My Greatest Regret In Life Is Not Doing More Sidequests In Red Dead 2
Everyone once in a great while, a game comes along that grabs you. For whatever reason, excellent gameplay, stunning graphics, fascinating world building, sometimes a game just hits. It draws you in and you know that it’s going to be one of your g.o.a.t. games. For me, that game was Red Dead Redemption 2. Maybe it was because I grew up in Eastern Colorado, the wide, tumbleweed dusted plains sweeping towards the majestic and ice cold Rocky Mountains. Maybe it’s because my inner horse girl absolutely juiced when I realized you could tame wild stallions in the game. Or maybe it’s because I’m a bad man and I just love in-game killing with a six shooter. Whatever the reason, I loved the game.
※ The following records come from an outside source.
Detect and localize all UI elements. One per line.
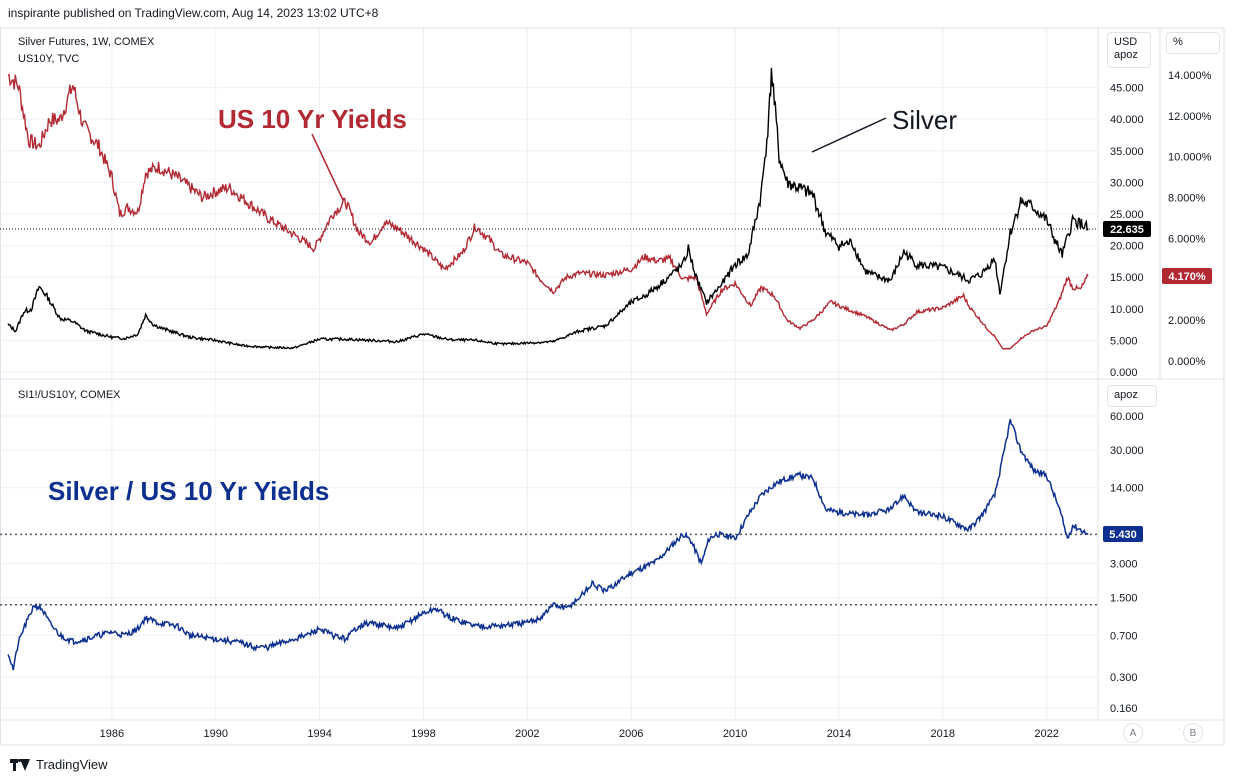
silver-price-axis: 0.000 5.000 10.000 15.000 20.000 25.000 30.000…	[1110, 83, 1144, 379]
price-tick-label: 25.000	[1110, 209, 1144, 221]
price-unit-currency: USD	[1114, 36, 1138, 48]
yield-axis: 0.000%2.000%4.000%6.000%8.000%10.000%12.…	[1168, 70, 1212, 368]
ratio-tick-label: 60.000	[1110, 411, 1144, 423]
time-tick-label: 1990	[203, 728, 227, 740]
yields-line	[7, 73, 1089, 350]
legend-us10y: US10Y, TVC	[18, 53, 79, 65]
price-tick-label: 45.000	[1110, 83, 1144, 95]
price-tick-label: 40.000	[1110, 114, 1144, 126]
time-tick-label: 2018	[931, 728, 955, 740]
yield-tick-label: 12.000%	[1168, 111, 1212, 123]
price-tick-label: 10.000	[1110, 304, 1144, 316]
ratio-tick-label: 14.000	[1110, 483, 1144, 495]
annotation-us10y: US 10 Yr Yields	[218, 104, 407, 134]
legend-ratio: SI1!/US10Y, COMEX	[18, 389, 121, 401]
yield-tick-label: 2.000%	[1168, 315, 1206, 327]
ratio-unit-label: apoz	[1114, 389, 1138, 401]
annotation-silver-arrow	[811, 117, 887, 153]
bottom-series-group	[0, 418, 1098, 671]
tradingview-brand-label: TradingView	[36, 757, 108, 772]
top-series-group	[0, 67, 1098, 350]
silver-last-value: 22.635	[1110, 224, 1144, 236]
ratio-tick-label: 0.160	[1110, 703, 1138, 715]
ratio-line	[7, 418, 1089, 671]
price-tick-label: 20.000	[1110, 241, 1144, 253]
yield-last-value-tag: 4.170%	[1162, 268, 1212, 284]
silver-last-value-tag: 22.635	[1103, 221, 1151, 237]
ratio-tick-label: 0.300	[1110, 672, 1138, 684]
ratio-tick-label: 1.500	[1110, 593, 1138, 605]
time-axis: 1986 1990 1994 1998 2002 2006 2010 2014 2018 2022	[100, 728, 1059, 740]
time-tick-label: 1994	[307, 728, 331, 740]
top-pane-grid	[0, 28, 1098, 379]
annotation-ratio: Silver / US 10 Yr Yields	[48, 476, 329, 506]
price-unit-apoz: apoz	[1114, 49, 1138, 61]
ratio-unit-button[interactable]: apoz	[1107, 385, 1157, 407]
yield-last-value: 4.170%	[1168, 271, 1206, 283]
yield-tick-label: 10.000%	[1168, 152, 1212, 164]
time-tick-label: 2010	[723, 728, 747, 740]
scale-a-button[interactable]: A	[1123, 723, 1143, 743]
price-unit-button[interactable]: USD apoz	[1107, 32, 1151, 68]
yield-unit-button[interactable]: %	[1166, 32, 1220, 54]
price-tick-label: 35.000	[1110, 146, 1144, 158]
time-tick-label: 1986	[100, 728, 124, 740]
annotation-silver: Silver	[892, 105, 957, 135]
time-tick-label: 1998	[411, 728, 435, 740]
yield-tick-label: 8.000%	[1168, 193, 1206, 205]
time-tick-label: 2006	[619, 728, 643, 740]
price-tick-label: 30.000	[1110, 177, 1144, 189]
yield-tick-label: 0.000%	[1168, 356, 1206, 368]
ratio-last-value-tag: 5.430	[1103, 526, 1143, 542]
time-tick-label: 2014	[827, 728, 851, 740]
ratio-axis: 0.160 0.300 0.700 1.500 3.000 14.000 30.000 60.…	[1110, 411, 1144, 715]
silver-line	[7, 67, 1089, 350]
price-tick-label: 5.000	[1110, 335, 1138, 347]
legend-silver: Silver Futures, 1W, COMEX	[18, 36, 155, 48]
ratio-last-value: 5.430	[1109, 529, 1137, 541]
scale-b-button[interactable]: B	[1183, 723, 1203, 743]
yield-unit-label: %	[1173, 36, 1183, 48]
price-tick-label: 15.000	[1110, 272, 1144, 284]
yield-tick-label: 14.000%	[1168, 70, 1212, 82]
tradingview-logo-icon	[10, 758, 30, 771]
time-tick-label: 2002	[515, 728, 539, 740]
ratio-tick-label: 0.700	[1110, 630, 1138, 642]
bottom-pane-grid	[0, 379, 1098, 720]
ratio-tick-label: 3.000	[1110, 559, 1138, 571]
publisher-header: inspirante published on TradingView.com,…	[8, 6, 379, 20]
time-tick-label: 2022	[1034, 728, 1058, 740]
footer-brand[interactable]: TradingView	[10, 757, 108, 772]
price-tick-label: 0.000	[1110, 367, 1138, 379]
yield-tick-label: 6.000%	[1168, 233, 1206, 245]
ratio-tick-label: 30.000	[1110, 445, 1144, 457]
annotation-us10y-arrow	[311, 133, 344, 201]
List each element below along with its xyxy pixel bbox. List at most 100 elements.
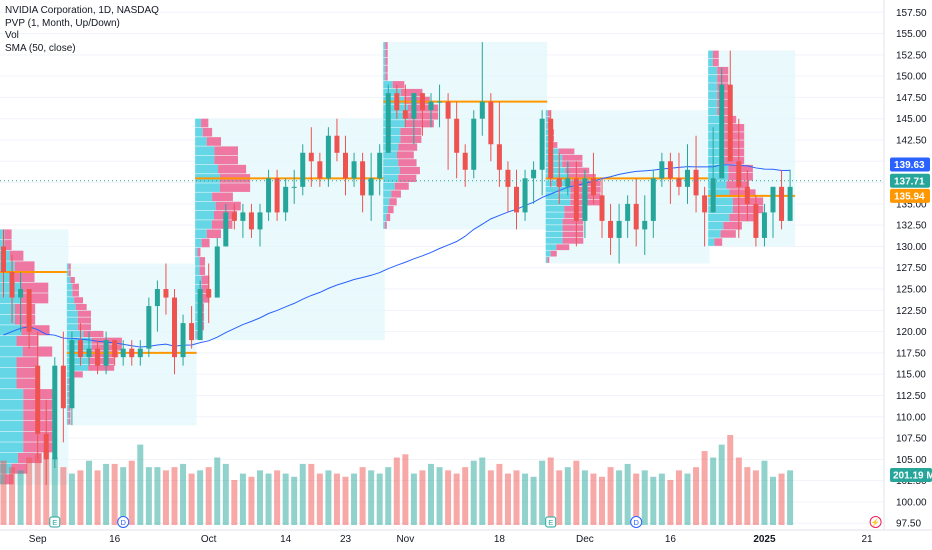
candle (86, 331, 92, 366)
candle-body (223, 212, 229, 247)
volume-bar (86, 460, 92, 525)
volume-profile-bar-up (708, 148, 725, 157)
volume-profile-bar-up (66, 270, 69, 277)
marker-label: D (120, 518, 126, 527)
volume-profile-bar-up (66, 263, 69, 270)
volume-profile-bar-up (66, 330, 84, 338)
volume-profile-bar-up (0, 378, 17, 389)
split-marker-icon[interactable]: ⚡ (869, 516, 882, 528)
candle-body (325, 135, 331, 179)
chart-legend: NVIDIA Corporation, 1D, NASDAQ PVP (1, M… (5, 5, 159, 55)
volume-bar (650, 476, 657, 525)
volume-bar (675, 470, 682, 525)
volume-profile-bar-down (14, 261, 35, 272)
volume-profile-bar-up (0, 272, 15, 283)
volume-profile-bar-down (75, 303, 87, 311)
symbol-title[interactable]: NVIDIA Corporation, 1D, NASDAQ (5, 5, 159, 16)
candle-body (26, 289, 32, 332)
candle (43, 399, 49, 485)
volume-profile-bar-up (383, 120, 407, 128)
sma-indicator-label[interactable]: SMA (50, close) (5, 42, 76, 54)
volume-profile-bar-up (545, 161, 563, 168)
candle (462, 144, 468, 187)
candle (266, 169, 272, 221)
volume-profile-bar-down (562, 161, 583, 168)
volume-profile-bar-down (404, 96, 430, 104)
sma-50-line (3, 164, 791, 348)
candle (360, 152, 366, 213)
volume-bar (154, 467, 161, 525)
volume-profile-bar-down (214, 146, 238, 156)
candle (573, 161, 579, 247)
candle-body (556, 178, 562, 187)
volume-profile-bar-down (385, 49, 388, 58)
candle (343, 135, 348, 196)
volume-bar (624, 463, 631, 525)
volume-profile-bar-down (212, 192, 233, 202)
volume-profile-bar-down (23, 442, 54, 453)
price-tag-label: 139.63 (894, 160, 925, 171)
volume-bar (231, 480, 238, 525)
volume-profile-bar-up (545, 167, 566, 174)
candle (539, 110, 545, 196)
volume-profile-bar-up (0, 346, 23, 357)
volume-profile-bar-down (72, 290, 79, 297)
volume-profile-bar-up (545, 206, 565, 212)
dividend-marker-icon[interactable]: D (630, 516, 643, 528)
volume-indicator-label[interactable]: Vol (5, 30, 19, 41)
volume-profile-bar-up (66, 378, 69, 385)
volume-profile-bar-up (383, 57, 386, 65)
candle-body (599, 195, 605, 221)
y-tick-label: 155.00 (896, 29, 927, 40)
volume-profile-bar-up (708, 58, 713, 67)
volume-bar (770, 476, 776, 525)
volume-profile-bar-up (545, 122, 548, 129)
candle-body (522, 178, 528, 213)
pvp-indicator-label[interactable]: PVP (1, Month, Up/Down) (5, 17, 120, 29)
candle (402, 84, 408, 128)
volume-profile-bar-up (0, 314, 15, 325)
volume-profile-bar-down (68, 270, 71, 277)
marker-label: ⚡ (871, 518, 880, 527)
candle-body (52, 365, 58, 460)
volume-profile-bar-down (400, 135, 422, 143)
candle (548, 110, 554, 187)
volume-profile-bar-down (88, 357, 115, 365)
volume-profile-bar-up (0, 293, 21, 304)
volume-bar (282, 473, 289, 525)
candle (479, 42, 485, 136)
volume-bar (111, 463, 118, 525)
candle-body (137, 348, 143, 358)
volume-profile-bar-down (399, 166, 420, 175)
candle-body (659, 161, 665, 179)
volume-profile-bar-down (720, 230, 736, 238)
volume-bar (342, 476, 349, 525)
x-tick-label: 16 (109, 534, 121, 545)
volume-profile-bar-up (708, 213, 730, 222)
dividend-marker-icon[interactable]: D (117, 516, 130, 528)
earnings-marker-icon[interactable]: E (49, 516, 61, 528)
volume-profile-bar-up (195, 201, 216, 211)
candle-body (736, 161, 742, 187)
earnings-marker-icon[interactable]: E (545, 516, 557, 528)
y-tick-label: 115.00 (896, 370, 926, 381)
volume-profile-bar-down (74, 371, 83, 378)
volume-bar (393, 457, 400, 525)
volume-profile-bar-down (550, 250, 557, 257)
volume-bar (51, 457, 58, 525)
y-tick-label: 150.00 (896, 72, 927, 83)
volume-profile-bar-down (400, 88, 423, 97)
marker-shape (49, 516, 61, 528)
candle (488, 93, 494, 162)
volume-profile-bar-up (545, 250, 551, 257)
volume-profile-bar-down (9, 250, 24, 261)
candle (556, 152, 562, 204)
volume-profile-bar-up (708, 99, 718, 108)
volume-profile-bar-down (386, 213, 391, 222)
candle (163, 263, 169, 315)
volume-profile-bar-down (201, 284, 210, 294)
volume-bar (718, 444, 725, 525)
volume-bar (658, 473, 665, 525)
volume-profile-bar-up (0, 410, 24, 421)
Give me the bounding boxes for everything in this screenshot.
But I let my actual life interfere with my play through, and I’d do anything to go back and change that.
I had been playing the game for a few weeks since its release, melting into my couch as I vaped until my teeth hurt, and having a great time. (Don’t vape by the way, it’s very bad for you.) But the Thanksgiving holiday was coming up in a few days. I come from a family of Hobbits basically. There’s always time for a little elvensies etc. and because we’re not much into all that “god stuff”, Thanksgiving is the only holiday we care about. I was ready to get home and nosh with the fam, but I hadn’t finished Red Dead 2. How could I leave my precious cowboys for a whole week? The Van Der Linde gang needed me. So I decided to blaze my way through. I missed out on that freaky lady in the woods. I never found all the dinosaur bones scattered across the map. I stopped investigating when an NPC said something out of the ordinary. And I finished the game. I let my greed or short sightedness blind me to the fact that this would be the only time I would play this game for the first time. I went home, I ate pie, I thought about how it was all over.
When it comes to RPG style games with a strong narrative, trying to play a second time just doesn’t have the same magic. If I could pop my brain into an Eternal Sunshine machine and erase the memory of the game again, I’d do it. So my plea today is three-fold: please, take all the time you can with your games, enjoy them, revel in them and don’t rush. Cherish your NPC’s and side quest all you can. This sounds like life advice but I don’t care about that. The second plea is to scientists to get cracking on that Eternal Sunshine brain eraser machine. I also have a couple painful highschool gaffs I honestly wouldn’t mind forgetting either. And my third plea, the most earnest of all, is to Rockstar. Please, please start working on Red Dead 3.